Management guru Michael Porter has long argued that products need a clear positioning in consumers’ minds as either special and expensive or convenient and cheap. Woolworths Select was neither, stuck somewhere in the middle. This positioning was confusing for customers.
But will fixing this problem make a difference, and perhaps even keep growing Teutonic supermarket force Aldi at bay?
Unlikely. After all, similar efforts are only baby steps towards what truly distinguishes growing companies: the ability to make consumers’ lives simpler. Think of Uber, Netflix, Amazon, but also Aldi. That’s the common denominator.
And yet, research shows that most companies keep confusing the gobbledegook out of us. A lot has been written about how consumers get more than they want, and how more product choice often makes us less happy.
But consumer confusion extends to other tactics too, like pricing and discounting. Shoppers increasingly ask questions such as: why are some products almost always on special (while others never are)? Do half price offers mean that we usually pay twice as much as we should?

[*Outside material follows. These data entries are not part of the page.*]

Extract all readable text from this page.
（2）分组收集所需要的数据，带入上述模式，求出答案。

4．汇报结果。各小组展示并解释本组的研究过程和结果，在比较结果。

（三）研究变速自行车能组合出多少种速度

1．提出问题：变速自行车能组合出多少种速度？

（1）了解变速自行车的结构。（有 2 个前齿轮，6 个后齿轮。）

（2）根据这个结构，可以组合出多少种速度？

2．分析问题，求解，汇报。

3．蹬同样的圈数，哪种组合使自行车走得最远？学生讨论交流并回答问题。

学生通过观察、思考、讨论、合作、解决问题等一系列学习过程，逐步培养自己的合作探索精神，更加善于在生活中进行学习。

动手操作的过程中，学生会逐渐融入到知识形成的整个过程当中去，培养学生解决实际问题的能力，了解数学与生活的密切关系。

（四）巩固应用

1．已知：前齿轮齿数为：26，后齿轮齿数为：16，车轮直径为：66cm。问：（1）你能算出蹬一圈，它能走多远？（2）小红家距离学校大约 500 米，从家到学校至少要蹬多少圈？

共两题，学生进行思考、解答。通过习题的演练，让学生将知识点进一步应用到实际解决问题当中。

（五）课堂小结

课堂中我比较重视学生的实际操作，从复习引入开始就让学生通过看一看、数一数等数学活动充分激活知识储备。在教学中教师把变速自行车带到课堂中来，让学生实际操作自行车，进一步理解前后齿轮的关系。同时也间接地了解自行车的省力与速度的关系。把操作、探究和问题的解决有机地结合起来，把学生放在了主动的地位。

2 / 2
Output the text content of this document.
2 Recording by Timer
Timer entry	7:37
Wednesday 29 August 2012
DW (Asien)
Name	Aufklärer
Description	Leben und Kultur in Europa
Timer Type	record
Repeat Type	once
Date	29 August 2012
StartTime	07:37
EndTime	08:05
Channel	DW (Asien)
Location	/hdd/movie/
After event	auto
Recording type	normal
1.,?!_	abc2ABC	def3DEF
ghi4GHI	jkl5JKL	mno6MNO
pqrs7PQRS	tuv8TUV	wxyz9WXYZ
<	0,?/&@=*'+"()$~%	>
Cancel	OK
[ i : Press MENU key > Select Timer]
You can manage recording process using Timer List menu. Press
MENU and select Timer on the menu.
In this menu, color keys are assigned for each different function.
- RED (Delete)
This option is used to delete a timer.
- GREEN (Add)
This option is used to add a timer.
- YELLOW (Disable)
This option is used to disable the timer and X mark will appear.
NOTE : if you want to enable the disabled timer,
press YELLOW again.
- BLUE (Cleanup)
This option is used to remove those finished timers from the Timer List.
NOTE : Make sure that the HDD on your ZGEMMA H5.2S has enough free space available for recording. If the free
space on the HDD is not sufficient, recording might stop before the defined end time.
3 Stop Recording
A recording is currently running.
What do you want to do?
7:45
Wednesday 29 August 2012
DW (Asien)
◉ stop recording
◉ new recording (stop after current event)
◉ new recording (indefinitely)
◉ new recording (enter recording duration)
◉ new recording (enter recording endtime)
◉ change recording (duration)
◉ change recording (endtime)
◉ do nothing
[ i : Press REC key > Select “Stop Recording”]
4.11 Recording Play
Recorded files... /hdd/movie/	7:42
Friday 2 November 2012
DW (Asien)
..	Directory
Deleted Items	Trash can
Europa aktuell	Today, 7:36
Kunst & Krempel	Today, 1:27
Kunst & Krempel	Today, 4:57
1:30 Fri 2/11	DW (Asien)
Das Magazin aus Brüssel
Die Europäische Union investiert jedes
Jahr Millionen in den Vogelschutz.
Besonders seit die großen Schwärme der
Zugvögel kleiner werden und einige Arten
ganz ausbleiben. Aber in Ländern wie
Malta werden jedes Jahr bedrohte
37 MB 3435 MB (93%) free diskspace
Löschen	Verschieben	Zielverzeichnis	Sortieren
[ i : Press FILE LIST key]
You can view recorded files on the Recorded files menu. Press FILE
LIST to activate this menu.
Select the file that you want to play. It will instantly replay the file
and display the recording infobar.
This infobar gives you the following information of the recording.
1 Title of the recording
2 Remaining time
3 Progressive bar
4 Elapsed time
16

At best, discounts have become meaningless. While discounts were used successfully in the past to move excess merchandise, they have become ubiquitous and permanent, providing little incentive to respond. It’s a bit like the guy in the audience of a stadium that stands up to see more: it’s an effective tactic so long as not everyone else is standing up too.
Another major concern that emerges is product claims and packaging; for example, most consumers do not know the difference between ‘Product of Australia’ and ‘Made in Australia’.
Also, products claiming to be ‘natural’, ‘real’, or ‘healthy’ are usually hiding behind meaningless terms, undefined in labelling law and merely meant to persuade rather than inform people. The result is ever more confusion.
So what should brands do to simplify the consumer experience? Ironically, the answer to this question is not simple. It takes an awful lot of work to make things less confusing. An app that you visit once in a while and find easy to navigate may be the result of years of painstaking work, with many difficult decisions made behind the scenes about what should go where, and just as importantly, what to leave out.
Companies should start making every aspect of their product offerings simpler. Consumers do not appreciate clutter; they appreciate everything being transparent, clean and easy.
Marketers should understand that consumers rarely inherently care about brands. In some countries, only about five per cent of brands would truly be missed. Whether consumers order an Uber ride, or buy a carton of milk, they often want to invest the least amount of effort and time in making the right decision.
Overloading consumers’ already saturated brains with all kinds of marketing tactics, including dynamic pricing and even heavy discounts can backfire or fall flat. This was clear when consumers showed a lack of interest in even 90 per cent discounted product at Dick Smith’s closing down sale.
Instead, every decision brands make should be guided by a desire to help customers feel confident about their choices. Fortunately, we can learn from a handful of companies that have long understood the principle of simplicity in driving customer satisfaction.
Aldi’s success, for example, is often attributed to its simple business model of providing consistently low and transparent prices for a reduced range of high quality products.
No discounts, no confusing ads, no loyalty cards, no bullshit.